ADDISON. – Bonjour docteur Blanc.
MOI. – Docteur Shepherd.

   Voulant consulter le dossier, elle me confie son gobelet brûlant. Elle tourne les pages rapidement.

ADDISON. – Il est passé en bradicardie dans la nuit ?...
MOI. – Oui. A 04:00.
ADDISON. – Et depuis ?
MOI. – Ses constantes ne sont pas bonnes...

   Elle lève brièvement les yeux dans ma direction, soupirant. La mine défaite, elle referme le dossier.
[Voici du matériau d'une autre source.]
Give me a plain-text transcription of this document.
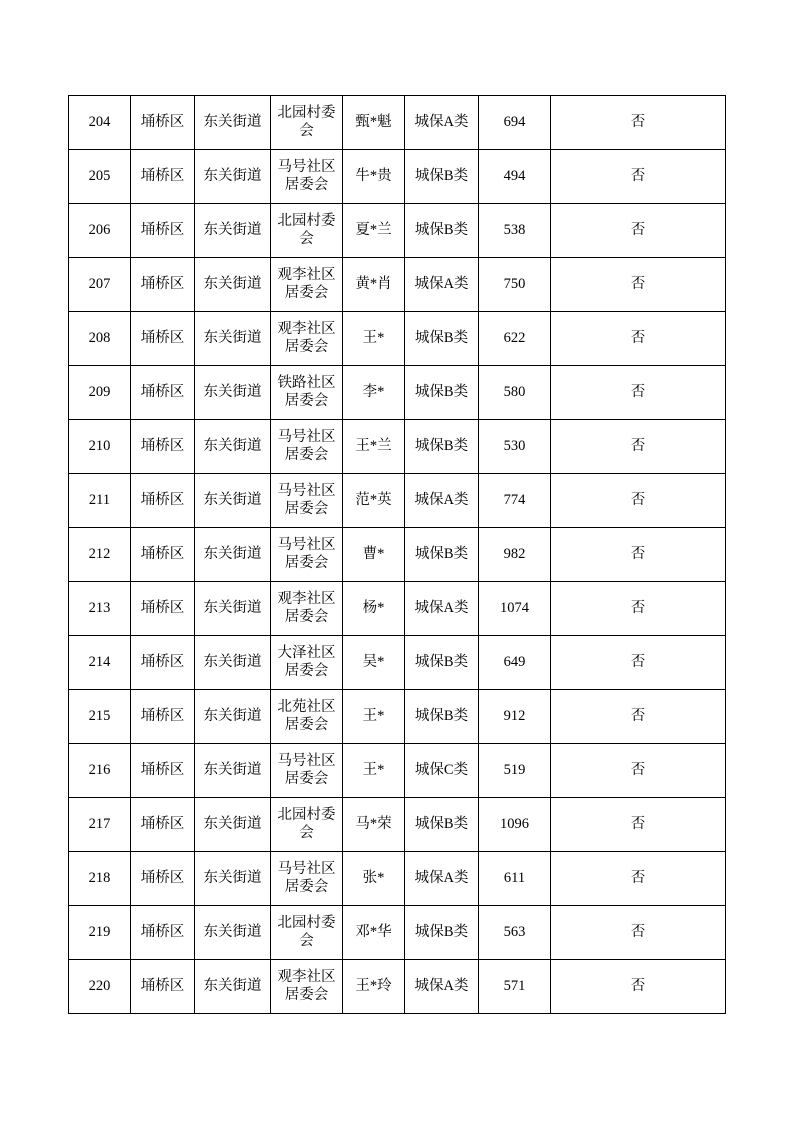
204	埇桥区	东关街道	北园村委会	甄*魁	城保A类	694	否
205	埇桥区	东关街道	马号社区居委会	牛*贵	城保B类	494	否
206	埇桥区	东关街道	北园村委会	夏*兰	城保B类	538	否
207	埇桥区	东关街道	观李社区居委会	黄*肖	城保A类	750	否
208	埇桥区	东关街道	观李社区居委会	王*	城保B类	622	否
209	埇桥区	东关街道	铁路社区居委会	李*	城保B类	580	否
210	埇桥区	东关街道	马号社区居委会	王*兰	城保B类	530	否
211	埇桥区	东关街道	马号社区居委会	范*英	城保A类	774	否
212	埇桥区	东关街道	马号社区居委会	曹*	城保B类	982	否
213	埇桥区	东关街道	观李社区居委会	杨*	城保A类	1074	否
214	埇桥区	东关街道	大泽社区居委会	吴*	城保B类	649	否
215	埇桥区	东关街道	北苑社区居委会	王*	城保B类	912	否
216	埇桥区	东关街道	马号社区居委会	王*	城保C类	519	否
217	埇桥区	东关街道	北园村委会	马*荣	城保B类	1096	否
218	埇桥区	东关街道	马号社区居委会	张*	城保A类	611	否
219	埇桥区	东关街道	北园村委会	邓*华	城保B类	563	否
220	埇桥区	东关街道	观李社区居委会	王*玲	城保A类	571	否
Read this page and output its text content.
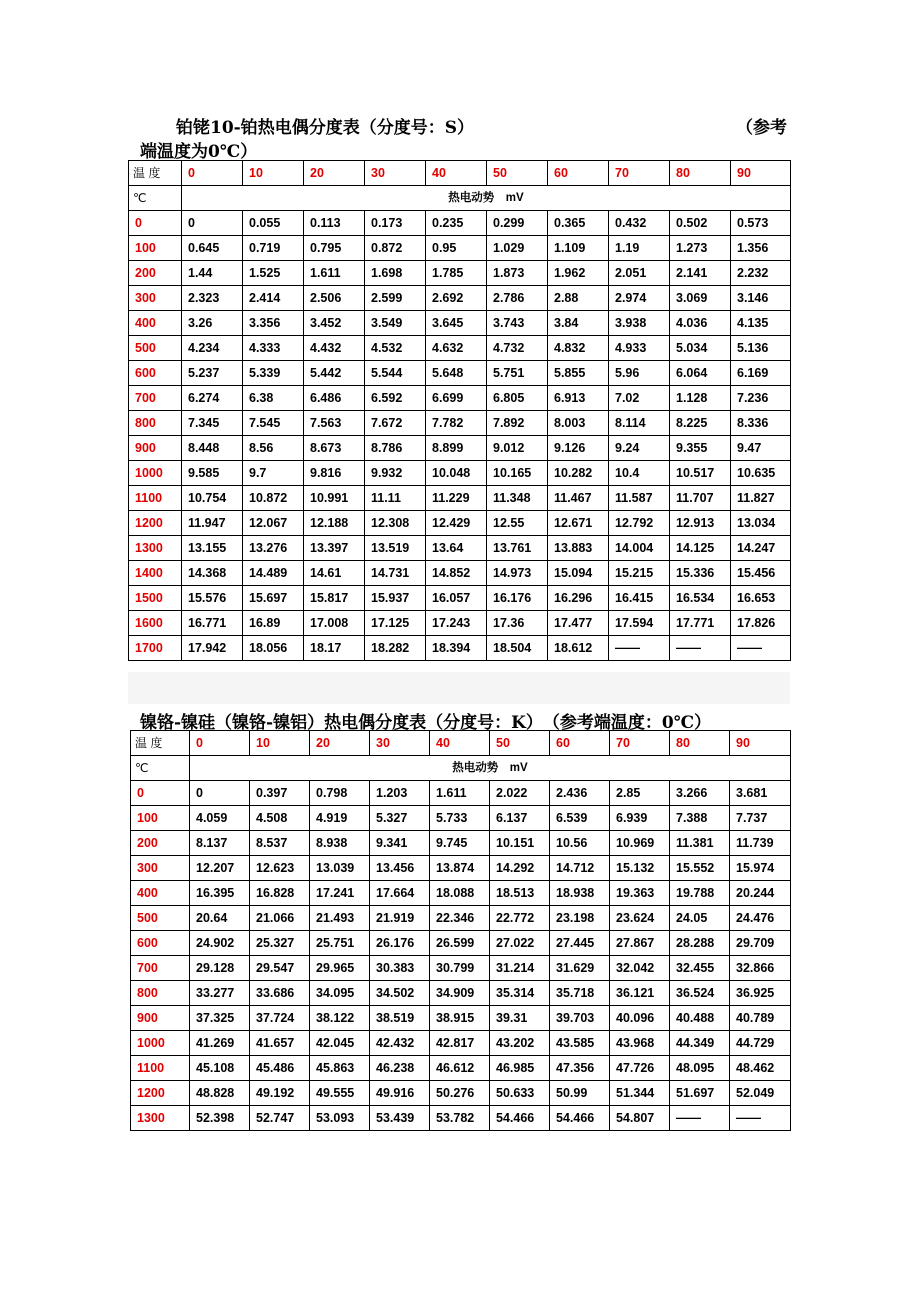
铂铑10-铂热电偶分度表（分度号：S）	（参考
端温度为0℃）
温 度	0	10	20	30	40	50	60	70	80	90
℃	热电动势　mV									
0	0	0.055	0.113	0.173	0.235	0.299	0.365	0.432	0.502	0.573
100	0.645	0.719	0.795	0.872	0.95	1.029	1.109	1.19	1.273	1.356
200	1.44	1.525	1.611	1.698	1.785	1.873	1.962	2.051	2.141	2.232
300	2.323	2.414	2.506	2.599	2.692	2.786	2.88	2.974	3.069	3.146
400	3.26	3.356	3.452	3.549	3.645	3.743	3.84	3.938	4.036	4.135
500	4.234	4.333	4.432	4.532	4.632	4.732	4.832	4.933	5.034	5.136
600	5.237	5.339	5.442	5.544	5.648	5.751	5.855	5.96	6.064	6.169
700	6.274	6.38	6.486	6.592	6.699	6.805	6.913	7.02	1.128	7.236
800	7.345	7.545	7.563	7.672	7.782	7.892	8.003	8.114	8.225	8.336
900	8.448	8.56	8.673	8.786	8.899	9.012	9.126	9.24	9.355	9.47
1000	9.585	9.7	9.816	9.932	10.048	10.165	10.282	10.4	10.517	10.635
1100	10.754	10.872	10.991	11.11	11.229	11.348	11.467	11.587	11.707	11.827
1200	11.947	12.067	12.188	12.308	12.429	12.55	12.671	12.792	12.913	13.034
1300	13.155	13.276	13.397	13.519	13.64	13.761	13.883	14.004	14.125	14.247
1400	14.368	14.489	14.61	14.731	14.852	14.973	15.094	15.215	15.336	15.456
1500	15.576	15.697	15.817	15.937	16.057	16.176	16.296	16.415	16.534	16.653
1600	16.771	16.89	17.008	17.125	17.243	17.36	17.477	17.594	17.771	17.826
1700	17.942	18.056	18.17	18.282	18.394	18.504	18.612	——	——	——
镍铬-镍硅（镍铬-镍铝）热电偶分度表（分度号：K）　（参考端温度：0℃）
温 度	0	10	20	30	40	50	60	70	80	90
℃	热电动势　mV									
0	0	0.397	0.798	1.203	1.611	2.022	2.436	2.85	3.266	3.681
100	4.059	4.508	4.919	5.327	5.733	6.137	6.539	6.939	7.388	7.737
200	8.137	8.537	8.938	9.341	9.745	10.151	10.56	10.969	11.381	11.739
300	12.207	12.623	13.039	13.456	13.874	14.292	14.712	15.132	15.552	15.974
400	16.395	16.828	17.241	17.664	18.088	18.513	18.938	19.363	19.788	20.244
500	20.64	21.066	21.493	21.919	22.346	22.772	23.198	23.624	24.05	24.476
600	24.902	25.327	25.751	26.176	26.599	27.022	27.445	27.867	28.288	29.709
700	29.128	29.547	29.965	30.383	30.799	31.214	31.629	32.042	32.455	32.866
800	33.277	33.686	34.095	34.502	34.909	35.314	35.718	36.121	36.524	36.925
900	37.325	37.724	38.122	38.519	38.915	39.31	39.703	40.096	40.488	40.789
1000	41.269	41.657	42.045	42.432	42.817	43.202	43.585	43.968	44.349	44.729
1100	45.108	45.486	45.863	46.238	46.612	46.985	47.356	47.726	48.095	48.462
1200	48.828	49.192	49.555	49.916	50.276	50.633	50.99	51.344	51.697	52.049
1300	52.398	52.747	53.093	53.439	53.782	54.466	54.466	54.807	——	——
ADDISON. – C'est bien ce qu'on craignait...
MOI. – Il ne s'en sortira pas ?
ADDISON. – Non.

   Ça fait mal. C'est difficile à encaisser, même après plusieurs années. Ce qui se dit est faux : on ne devient pas indifférent avec l'expérience. On ne s'habitue pas toujours à tout.
   Je rends son gobelet à ma titulaire, qui le porte à sa bouche.

ADDISON. – Il va falloir aller annoncer la nouvelle aux parents.
MOI. – Oui.
ADDISON. – Vous voulez bien préparer les papiers ?
MOI. – Oui, je m'en occupe. Allez leur parler, je vous rejoindrai.
ADDISON. – Ahem, je... Non, laissez tomber.

   J'ai bien vu qu'elle voulait que je vienne avec elle. Mais elle m'a tendu une magnifique perche qui va me permettre de m'exfiltrer. Elle ne peut s'en prendre qu'à elle-même, sur ce coup-là. J'ai beau savoir qu'après tout, elle est humaine, il n'en reste pas moins que je ne suis pas son amie, et que ce n'est pas mon rôle de jouer les soutiens émotionnels. Je n'en ai pas la force. Pas aujourd'hui. Relations professionnelles, point final.
   Après une dizaine de minutes, documents en main, je rejoins ma titulaire auprès de la famille Phillips.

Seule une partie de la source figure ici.